I would have preferred to see some kind of internal speakers on the nightstand unit that would let users listen to music through the base unit rather than requiring a wireless stream to the TV - while the inclusion of an alarm is nice for hotel guests, giving them the option to wake up to their own music would have been a cool idea as well.

Is this a holiday gift? It's hard to tell. Buying this unit requires contact with a G-Link sales staff member, you can't get this through Amazon or other online channels. But for the hospitality industry, it's a nice unit designed to give mobile device owners a chance to view their media content on a larger screen while in their hotel rooms.

- Keith Shaw

GE Power Pro G100 digital camera

$180

This 14.4 megapixel digital camera features 15x optical zoom, 3-inch LCD display, optical image stabilization, a wide-angle lens, HDR (high dynamic range imaging), HD video shooting, and a lithium-ion battery. It has eight shooting modes and allows for multiple exposures and panoramas. The camera can take up to 10 photos per second, perfect for photographing fast-paced scenes. It has a rubber grip that makes it easier to hold and an all-glass lens to prevent scratches. The camera is light and compact, yet has excellent shooting capabilities, making it a great gift for a photography enthusiast who wants a camera to carry around at all times.

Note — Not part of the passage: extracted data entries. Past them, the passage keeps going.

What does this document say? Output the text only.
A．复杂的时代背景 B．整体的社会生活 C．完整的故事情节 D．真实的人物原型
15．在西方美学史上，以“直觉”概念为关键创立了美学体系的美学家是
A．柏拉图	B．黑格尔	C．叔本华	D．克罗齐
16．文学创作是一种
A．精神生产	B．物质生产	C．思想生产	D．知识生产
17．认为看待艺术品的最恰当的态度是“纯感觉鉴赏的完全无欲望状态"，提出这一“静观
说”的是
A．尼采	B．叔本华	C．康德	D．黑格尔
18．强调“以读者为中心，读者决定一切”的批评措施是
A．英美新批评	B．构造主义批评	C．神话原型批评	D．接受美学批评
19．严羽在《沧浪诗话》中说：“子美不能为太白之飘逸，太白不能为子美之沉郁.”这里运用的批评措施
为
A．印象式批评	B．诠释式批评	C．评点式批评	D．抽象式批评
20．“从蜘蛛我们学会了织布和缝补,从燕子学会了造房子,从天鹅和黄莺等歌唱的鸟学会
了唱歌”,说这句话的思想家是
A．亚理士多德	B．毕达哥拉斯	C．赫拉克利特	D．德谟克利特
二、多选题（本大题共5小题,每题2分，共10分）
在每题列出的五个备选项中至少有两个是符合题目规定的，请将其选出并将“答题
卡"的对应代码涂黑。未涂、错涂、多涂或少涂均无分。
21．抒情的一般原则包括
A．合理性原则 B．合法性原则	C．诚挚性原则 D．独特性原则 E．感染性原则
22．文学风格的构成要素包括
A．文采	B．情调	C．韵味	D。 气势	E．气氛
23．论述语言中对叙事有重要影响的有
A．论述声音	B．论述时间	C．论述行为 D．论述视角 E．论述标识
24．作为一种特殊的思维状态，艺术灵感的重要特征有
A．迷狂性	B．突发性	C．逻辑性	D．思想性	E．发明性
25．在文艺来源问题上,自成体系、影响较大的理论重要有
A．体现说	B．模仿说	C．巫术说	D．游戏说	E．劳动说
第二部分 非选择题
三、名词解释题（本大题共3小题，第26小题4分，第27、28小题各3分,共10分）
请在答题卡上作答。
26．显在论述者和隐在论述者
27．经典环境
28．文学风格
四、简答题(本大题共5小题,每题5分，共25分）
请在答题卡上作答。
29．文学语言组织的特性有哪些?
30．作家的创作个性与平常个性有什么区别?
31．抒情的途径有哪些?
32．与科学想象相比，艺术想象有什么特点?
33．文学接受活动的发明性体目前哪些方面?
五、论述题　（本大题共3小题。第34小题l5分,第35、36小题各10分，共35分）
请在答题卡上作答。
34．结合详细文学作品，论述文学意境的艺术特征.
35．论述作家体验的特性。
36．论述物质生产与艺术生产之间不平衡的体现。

I have an Olympus Pen Mini E-PM1, which goes for $400; the bodies of the two are roughly the same size, but the E-PM1 lacks a retractable lens, making it much bulkier (and prone to damage). However, the G100 has a longer delay between the press of the shutter button and the actual snap of the shutter. The G100 is a more cost-efficient alternative to the E-PM1, especially considering durability. I also have a Canon PowerShot SX130, about $125, which is much bulkier than the G100, and the buttons are more difficult to press. Although the G100 lacks some of the features of the E-PM1, it beats both other cameras in size, durability, and ease of use.